Back at Tech, I went to hear a researcher from UT talk about gender and society. I don't remember his name or the subject of the talk, but he opened with an anecdote that I've contemplated from time to time over the years:
"I look out over this crowd and I am reminded of my times back in college. From my gray hair you might guess it's been a while. I was in college back in the '60's, and it wasn't exactly like you see in the movies, but it was something interesting. Many of us felt as though we were part of something special; that the world was changing and we were a part of that.
"We used to have groups of people who would get together and just talk about stuff. Sometimes there was a book, but alot of the time the conversation just meandered. I remember being your age and being in one of those discussions about gender. One of my friends turned to a black girl and said, 'our struggle as women unifies us. There are lots of different problems with the world, but we can connect in the common ground of our womanhood.'
"Her friend responded, 'No. That's a nice thought, but when you get up in the morning and look in the mirror you see a woman. When I look in the mirror, I see a black woman.'
"It was at that point I realized that when I get up in the morning and look into the mirror, I see a human being. The thing about privilege is that it's invisible. Everyone else has to define themselves in relation to it."
I've been thinking about this in the last couple days because I've been arguing social issues with McK and one of her central points of opposition to my points is that I am a passive racist.
The other night on my way to the gym, there were hundreds of high school and middle school kids toting pro-life signs milling around Union Station. (I assume they were on their way back from the Capitol.) As McK and I were coming home, we were admiring their discarded placards. She was fascinated that one of the main groups was the Kights of Columbus, who are apparently a white-supremacist group. The idea of white-supremacists going on about abortion reminded me of the recent move to reinstate the FCC's "fairness doctrine" requiring "all coverage of controversial issues by a broadcast station be balanced and fair."
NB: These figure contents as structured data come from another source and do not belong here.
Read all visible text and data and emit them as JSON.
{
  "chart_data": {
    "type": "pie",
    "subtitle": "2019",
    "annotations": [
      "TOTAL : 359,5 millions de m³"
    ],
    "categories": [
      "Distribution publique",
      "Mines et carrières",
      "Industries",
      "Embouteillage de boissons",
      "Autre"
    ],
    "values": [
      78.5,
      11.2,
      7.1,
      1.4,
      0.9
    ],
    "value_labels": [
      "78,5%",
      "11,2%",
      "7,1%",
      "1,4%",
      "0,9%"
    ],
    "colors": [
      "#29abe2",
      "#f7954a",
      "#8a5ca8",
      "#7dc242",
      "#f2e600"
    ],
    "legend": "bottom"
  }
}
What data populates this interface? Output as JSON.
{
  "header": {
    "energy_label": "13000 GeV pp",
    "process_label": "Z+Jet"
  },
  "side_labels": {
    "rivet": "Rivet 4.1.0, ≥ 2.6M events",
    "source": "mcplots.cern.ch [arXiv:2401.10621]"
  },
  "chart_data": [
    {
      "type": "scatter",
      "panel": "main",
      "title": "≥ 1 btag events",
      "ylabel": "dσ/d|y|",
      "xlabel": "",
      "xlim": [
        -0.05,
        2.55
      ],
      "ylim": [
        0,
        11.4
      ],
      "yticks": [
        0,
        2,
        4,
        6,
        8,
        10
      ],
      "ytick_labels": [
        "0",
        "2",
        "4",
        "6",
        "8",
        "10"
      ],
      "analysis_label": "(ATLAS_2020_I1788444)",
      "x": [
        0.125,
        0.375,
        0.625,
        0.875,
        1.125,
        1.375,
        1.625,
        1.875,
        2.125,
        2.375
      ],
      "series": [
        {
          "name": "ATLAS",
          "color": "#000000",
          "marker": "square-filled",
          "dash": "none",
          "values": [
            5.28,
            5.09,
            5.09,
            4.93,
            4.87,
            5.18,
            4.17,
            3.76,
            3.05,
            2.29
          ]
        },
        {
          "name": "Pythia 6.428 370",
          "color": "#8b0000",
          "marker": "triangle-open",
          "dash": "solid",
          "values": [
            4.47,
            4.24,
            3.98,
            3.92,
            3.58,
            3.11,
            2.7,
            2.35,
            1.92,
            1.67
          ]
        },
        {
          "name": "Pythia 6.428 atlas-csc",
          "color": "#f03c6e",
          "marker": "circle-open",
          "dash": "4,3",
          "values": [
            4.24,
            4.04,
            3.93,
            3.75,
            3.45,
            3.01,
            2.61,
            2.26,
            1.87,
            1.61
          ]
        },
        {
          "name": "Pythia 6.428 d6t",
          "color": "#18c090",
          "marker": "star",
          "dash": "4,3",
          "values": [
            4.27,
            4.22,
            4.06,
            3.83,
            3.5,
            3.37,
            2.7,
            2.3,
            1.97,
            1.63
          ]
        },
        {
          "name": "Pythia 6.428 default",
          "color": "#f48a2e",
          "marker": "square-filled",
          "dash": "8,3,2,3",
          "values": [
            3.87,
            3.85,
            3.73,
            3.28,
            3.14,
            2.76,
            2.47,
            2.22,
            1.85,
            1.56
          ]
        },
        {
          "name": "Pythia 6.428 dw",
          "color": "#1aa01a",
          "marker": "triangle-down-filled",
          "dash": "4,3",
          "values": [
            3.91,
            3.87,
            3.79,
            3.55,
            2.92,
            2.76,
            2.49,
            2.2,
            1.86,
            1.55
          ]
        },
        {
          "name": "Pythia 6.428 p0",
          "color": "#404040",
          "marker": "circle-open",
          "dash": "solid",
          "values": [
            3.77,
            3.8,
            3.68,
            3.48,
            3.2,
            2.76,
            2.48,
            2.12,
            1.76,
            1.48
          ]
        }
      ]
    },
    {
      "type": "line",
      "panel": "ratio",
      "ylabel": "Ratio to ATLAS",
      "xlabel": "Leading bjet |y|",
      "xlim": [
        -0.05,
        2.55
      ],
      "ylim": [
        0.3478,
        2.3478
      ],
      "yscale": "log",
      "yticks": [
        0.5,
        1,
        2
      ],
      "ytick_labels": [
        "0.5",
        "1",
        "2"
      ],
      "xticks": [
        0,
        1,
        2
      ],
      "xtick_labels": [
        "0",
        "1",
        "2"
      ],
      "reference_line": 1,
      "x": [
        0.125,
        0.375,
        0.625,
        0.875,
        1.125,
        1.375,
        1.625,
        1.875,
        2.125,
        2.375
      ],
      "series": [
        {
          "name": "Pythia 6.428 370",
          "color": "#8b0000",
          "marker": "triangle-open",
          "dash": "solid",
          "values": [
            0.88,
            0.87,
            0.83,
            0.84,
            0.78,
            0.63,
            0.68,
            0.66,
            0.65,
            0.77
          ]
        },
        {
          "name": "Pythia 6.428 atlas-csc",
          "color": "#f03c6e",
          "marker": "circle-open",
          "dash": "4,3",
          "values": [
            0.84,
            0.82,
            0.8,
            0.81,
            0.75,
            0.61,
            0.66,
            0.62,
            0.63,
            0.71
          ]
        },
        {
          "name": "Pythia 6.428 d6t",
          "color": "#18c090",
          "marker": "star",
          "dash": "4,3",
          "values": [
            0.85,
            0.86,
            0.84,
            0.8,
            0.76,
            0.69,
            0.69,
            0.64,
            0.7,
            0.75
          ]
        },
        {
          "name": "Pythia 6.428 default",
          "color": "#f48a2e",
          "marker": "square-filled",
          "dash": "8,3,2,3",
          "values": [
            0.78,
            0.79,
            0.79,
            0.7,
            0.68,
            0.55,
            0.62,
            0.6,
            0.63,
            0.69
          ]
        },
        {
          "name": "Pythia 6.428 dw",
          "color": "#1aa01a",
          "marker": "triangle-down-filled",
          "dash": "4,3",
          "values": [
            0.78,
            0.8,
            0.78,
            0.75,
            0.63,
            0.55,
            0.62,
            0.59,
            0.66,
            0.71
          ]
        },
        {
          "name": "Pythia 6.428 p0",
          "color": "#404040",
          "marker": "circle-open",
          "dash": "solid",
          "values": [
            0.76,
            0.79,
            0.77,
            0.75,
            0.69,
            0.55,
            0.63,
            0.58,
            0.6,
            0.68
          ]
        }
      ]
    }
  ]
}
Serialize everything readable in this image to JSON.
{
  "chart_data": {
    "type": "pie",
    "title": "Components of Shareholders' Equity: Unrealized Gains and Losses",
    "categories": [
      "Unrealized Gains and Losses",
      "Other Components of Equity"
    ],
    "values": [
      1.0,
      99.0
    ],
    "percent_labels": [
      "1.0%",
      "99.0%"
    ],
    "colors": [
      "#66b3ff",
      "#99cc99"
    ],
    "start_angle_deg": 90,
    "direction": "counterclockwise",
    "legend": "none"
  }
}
This is what used to give all candidates in elections equal air-time. I'm for an informed populace, but I'm more against direct governmental interference in media content. So, I said that I was against censorship so long as people are held accountable for the effects of deliberate mistruth and slander. After some chit-chat, McK's response was, "I'm doing better, I didn't bring up how your position might be different if you weren't a college educated white male."
How does one respond to that? I'm not going to claim racism doesn't exist. I can't really say that I'd have the same perspective if I was a black woman; I have no clue. I have friends of different races, but they are all pretty well acculturated middle class Americans. Do I know what life is like in the ghetto? No.
At this point I don't really have any response to the accusation that I'm racially insensitive. I generally don't think about race when talking to someone. I talk to everyone in basically the same way. Is that wrong?
I'm generally very proud of my life and I love my friends. It feels so strange to me to be ashamed that my best friends are white. The unspoken accusation is that I'm comfortable enjoying a status quo built on the use and abuse of other people. People are being discriminated against all over the place and, cocooned and oblivious in my little white world, I take positions on issues that serve to exacerbate the issues and make these people's lives worse.
One of the places I really get caught up is on the issue of identity. Everyone is looking around for things to build an identity out of. I'm a Southerner. I'm a computer geek. I'm a drinker. I'm a dancer. I'm a writer. As much as these are things that I do, these are things that paint a picture of the person I want to be. This isn't about the insecure high schooler smoking to fit in with the cool kids. This is about everyone having a person inside that they are and wanting to understand who that person is and wanting to express that person to the world around them.
Everyone needs an identity and I see where people frequently use their race to draw upon for parts of their identity. I know Asian people who like eating with chopsticks, black people who wear FuBu and white 20-somethings that hate Bush. It is about expressing who you are and belonging to a group that you admire. Sometimes people ignore their identity and try to fit in where they don't belong, but I see fitting in as a healthy activity in general.
Blackness, Asianess, intelligence, femaleness or whateverness all have activities and attitudes that are associated with them. There is the trait and then there are the cultures that are associated with the trait. Martha Stewart and Paris Hilton: both women, very different cultures. Lil' Jon and Colin Powell: both black. Me and David Duke: both Southern. My biggest questions at this point are about mobility. McK seems to tie race and culture very closely together. I think what I would like to know more about is how race affects mobility and how that relates to individual decisions about identity.
The whole mess is so very complicated… I'll have to come back to this one.